With a list of who’s who of boxers faced during his era, his resume boasted boxing titans of their time like; Tiger Flowers, Micky Walker, Tommy Loughran and the under rated Jeff Smith, a fighter who faced the greats of the 1910 through the 1920’s including Gene Tunney, Mike Gibbons, Georges Carpentier, Les Darcy and and Tommy Loughran.
Greb, was probably best remembered for his classic fights against the great Gene Tunney – the first of which was in 1922 when Tunney was American light-heavyweight champion.
The Tunney Encounters
Greb would leave such an impression on Tunney, Gene who would later say of his 1st encounter with Greb:
“In the first exchange in the first round, I sustained a double fracture of the nose, which bled continually until the finish. Toward the end of the first round, my left eyebrow was laid open four inches.

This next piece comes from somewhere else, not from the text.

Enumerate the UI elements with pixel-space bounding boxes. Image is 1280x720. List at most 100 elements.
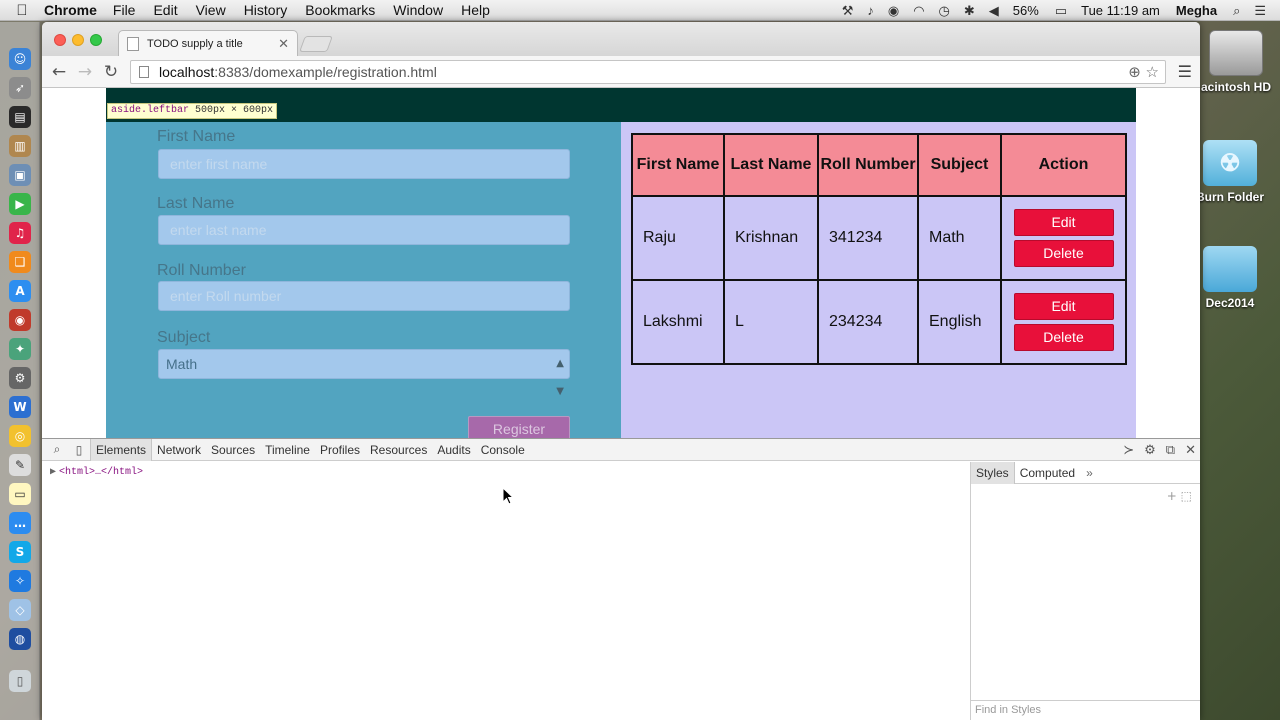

I am convinced that the adrenaline solution that had been injected so softened the tissue that the first blow or butt I received cut the flesh right to the bone.
“In the third round another cut over the right eye left me looking through a red film. For the best part of twelve rounds, I saw this red phantom-like form dancing before me.
I had provided myself with a fifty per cent mixture of brandy and orange juice to take between rounds in the event I became weak from loss of blood. I had never taken anything during a fight up to that time. Nor did I ever again.”
(A quick look back on video of the life and times of Greb)
After receiving such high praise from the great Tunney, that would in turn solicit Greb to later respond in kind saying:
“I declined a job as Jack Dempsey’s sparring partner in preparation for Dempsey-Tunney.
I’d feel like a burglar taking Jack’s money. Nobody can get him in good enough condition to whip Gene”.
Greb for my money, truly ranks among the greats in the sport for the sheer quantity and quality of opposition faced during his time, in a remarkable output that saw him fight almost 300 times professionally – in just 13 years.
It’s just not something you see anymore. His boxing legacy will always be assured in the history of the sweet science.